One of Hurricane Energy’s biggest shareholders has moved to have several members ousted from the company’s board with “immediate effect”.
The troubled oil and gas firm has received a “requisition notice” from Crystal Amber requiring its board to convene a general meeting of shareholders to consider removing five non-executive directors.
They are Steven McTiernan, David Jenkins, John van der Welle, Sandy Shaw and Beverley Smith.
The Guernsey-based fund, which has a 14.7% stake in Hurricane, is also proposing to appoint John Wright and David Cruik to the board as non-executive directors.

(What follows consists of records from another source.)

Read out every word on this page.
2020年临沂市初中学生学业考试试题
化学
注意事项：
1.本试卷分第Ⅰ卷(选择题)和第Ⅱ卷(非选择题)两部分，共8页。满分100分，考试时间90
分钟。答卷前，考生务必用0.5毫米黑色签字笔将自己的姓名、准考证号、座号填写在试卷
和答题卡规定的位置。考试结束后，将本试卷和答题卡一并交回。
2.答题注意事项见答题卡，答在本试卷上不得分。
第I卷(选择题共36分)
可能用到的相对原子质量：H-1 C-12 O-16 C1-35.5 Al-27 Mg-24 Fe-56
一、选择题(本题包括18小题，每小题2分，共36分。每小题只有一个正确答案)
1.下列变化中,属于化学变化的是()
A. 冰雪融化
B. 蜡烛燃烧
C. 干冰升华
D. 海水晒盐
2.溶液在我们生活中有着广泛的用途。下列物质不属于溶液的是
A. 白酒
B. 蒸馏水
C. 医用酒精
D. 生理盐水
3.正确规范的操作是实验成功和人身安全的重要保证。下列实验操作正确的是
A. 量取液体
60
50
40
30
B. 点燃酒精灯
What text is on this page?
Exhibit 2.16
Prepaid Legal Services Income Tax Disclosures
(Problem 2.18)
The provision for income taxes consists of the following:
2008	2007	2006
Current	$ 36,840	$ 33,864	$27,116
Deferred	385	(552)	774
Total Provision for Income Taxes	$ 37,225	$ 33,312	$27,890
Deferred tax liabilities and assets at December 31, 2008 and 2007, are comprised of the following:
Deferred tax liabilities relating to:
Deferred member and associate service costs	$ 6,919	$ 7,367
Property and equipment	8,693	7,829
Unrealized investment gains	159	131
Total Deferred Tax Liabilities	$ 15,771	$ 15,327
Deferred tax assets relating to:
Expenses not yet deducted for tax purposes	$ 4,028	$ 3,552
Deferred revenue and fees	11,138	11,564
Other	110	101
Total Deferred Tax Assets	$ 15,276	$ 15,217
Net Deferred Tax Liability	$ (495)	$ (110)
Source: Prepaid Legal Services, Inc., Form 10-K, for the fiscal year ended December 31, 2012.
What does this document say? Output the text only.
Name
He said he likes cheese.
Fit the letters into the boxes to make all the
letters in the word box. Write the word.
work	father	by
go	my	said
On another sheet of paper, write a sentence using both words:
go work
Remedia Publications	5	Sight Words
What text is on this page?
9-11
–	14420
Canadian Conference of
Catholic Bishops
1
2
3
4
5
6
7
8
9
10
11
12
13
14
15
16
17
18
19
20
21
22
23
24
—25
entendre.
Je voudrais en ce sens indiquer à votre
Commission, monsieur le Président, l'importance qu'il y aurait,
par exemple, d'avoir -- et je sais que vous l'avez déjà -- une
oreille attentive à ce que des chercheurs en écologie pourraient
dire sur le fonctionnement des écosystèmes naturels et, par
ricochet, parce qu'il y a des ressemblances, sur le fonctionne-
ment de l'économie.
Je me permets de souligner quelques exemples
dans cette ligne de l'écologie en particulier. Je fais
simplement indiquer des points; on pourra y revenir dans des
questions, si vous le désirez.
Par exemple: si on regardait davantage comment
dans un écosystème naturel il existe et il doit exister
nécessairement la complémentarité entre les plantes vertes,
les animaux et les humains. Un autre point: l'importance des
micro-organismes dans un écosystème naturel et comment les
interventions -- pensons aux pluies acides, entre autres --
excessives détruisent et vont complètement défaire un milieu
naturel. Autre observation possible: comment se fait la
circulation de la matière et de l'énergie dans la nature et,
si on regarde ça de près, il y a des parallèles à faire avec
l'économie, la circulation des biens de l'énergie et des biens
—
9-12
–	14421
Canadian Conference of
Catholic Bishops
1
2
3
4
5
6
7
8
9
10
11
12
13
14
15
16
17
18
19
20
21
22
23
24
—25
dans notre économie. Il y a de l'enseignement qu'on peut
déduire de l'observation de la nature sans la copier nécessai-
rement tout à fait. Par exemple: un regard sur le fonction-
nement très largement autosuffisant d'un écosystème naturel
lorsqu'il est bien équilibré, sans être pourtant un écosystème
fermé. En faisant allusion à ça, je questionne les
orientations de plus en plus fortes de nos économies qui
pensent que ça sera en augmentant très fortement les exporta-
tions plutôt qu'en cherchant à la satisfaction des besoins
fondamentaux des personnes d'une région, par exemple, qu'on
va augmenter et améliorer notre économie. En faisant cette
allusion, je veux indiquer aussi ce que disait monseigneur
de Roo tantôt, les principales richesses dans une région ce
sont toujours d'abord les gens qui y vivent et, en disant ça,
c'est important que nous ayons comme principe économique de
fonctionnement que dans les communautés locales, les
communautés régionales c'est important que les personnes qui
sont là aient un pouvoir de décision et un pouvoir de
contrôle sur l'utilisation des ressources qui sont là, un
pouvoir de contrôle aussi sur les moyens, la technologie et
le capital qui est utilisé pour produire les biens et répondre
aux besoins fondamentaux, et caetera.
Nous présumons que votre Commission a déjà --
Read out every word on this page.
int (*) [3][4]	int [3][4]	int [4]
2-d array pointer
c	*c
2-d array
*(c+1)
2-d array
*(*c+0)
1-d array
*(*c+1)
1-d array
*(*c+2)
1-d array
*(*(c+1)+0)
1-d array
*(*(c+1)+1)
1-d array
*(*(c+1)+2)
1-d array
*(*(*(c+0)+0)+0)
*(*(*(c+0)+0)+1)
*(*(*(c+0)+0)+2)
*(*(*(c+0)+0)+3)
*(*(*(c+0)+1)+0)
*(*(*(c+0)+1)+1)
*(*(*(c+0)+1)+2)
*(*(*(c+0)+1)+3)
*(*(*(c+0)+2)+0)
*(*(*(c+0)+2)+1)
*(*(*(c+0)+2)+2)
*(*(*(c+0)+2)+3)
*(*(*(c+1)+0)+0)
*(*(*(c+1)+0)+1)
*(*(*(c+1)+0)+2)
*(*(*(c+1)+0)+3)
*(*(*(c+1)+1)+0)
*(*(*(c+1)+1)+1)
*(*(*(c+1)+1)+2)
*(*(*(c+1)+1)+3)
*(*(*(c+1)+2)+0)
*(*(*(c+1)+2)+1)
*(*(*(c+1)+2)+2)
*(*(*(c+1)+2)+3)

Crystal Amber claimed the Hurricane board has “demonstrably failed to protect” shareholder’s interests and has accused it of being “evasive and obstructive”.
The fund believes that a new Hurricane board should assume responsibility at the “earliest opportunity”.
London-listed Hurricane’s top team said it is “considering the content” of the notice, which it will respond to in accordance with the requirements of section 303 of the Companies Act 2006.
A further announcement is expected in “due course”.
Shares in Hurricane had shot up more than 70% to 1.25p at 9:15am.
Crystal Amber cited several cases in which it believes Hurricane showed “disdain” towards it shareholders as a reason for lodging the notice.
It includes a recently agreed financial restructuring plan with a majority of bondholders that would lead to the company being wound down in the coming years.
According to Crystal Amber, the move would mean shareholders’ interests in the firm being “wiped out” in favour of the bondholders, branding it “premature”.
It also pointed to the fund’s relationship with Hurricane, which it says has experienced a “dramatic deterioration” in the last six months.
In March, in its interim results for the six months to the end of the year, Crystal Amber threatened to take “appropriate action” as it had “lost confidence” in Hurricane bosses.
In September last year, Antony Maris took over as Hurricane’s chief executive on the same day the firm announced a huge downsizing of its resources base west of Shetland, with shares tumbling as a result.
In the last few months, the company has been looking at ways to increase output from its wholly-owned Lancaster field, which has only been producing from one of its two wells recently.
But Hurricane, which must repay or refinance a £180m convertible bond next year, warned in December that further development activity “might not be possible” unless talks with stakeholders yielded funds.
Crystal Amber has said the firm’s future prospects would be “greatly improved” by removing the five board members and the appointment of its nominees.
However, it said that, due to their “technical and financial knowledge”, the should continue in the office for the “time being”.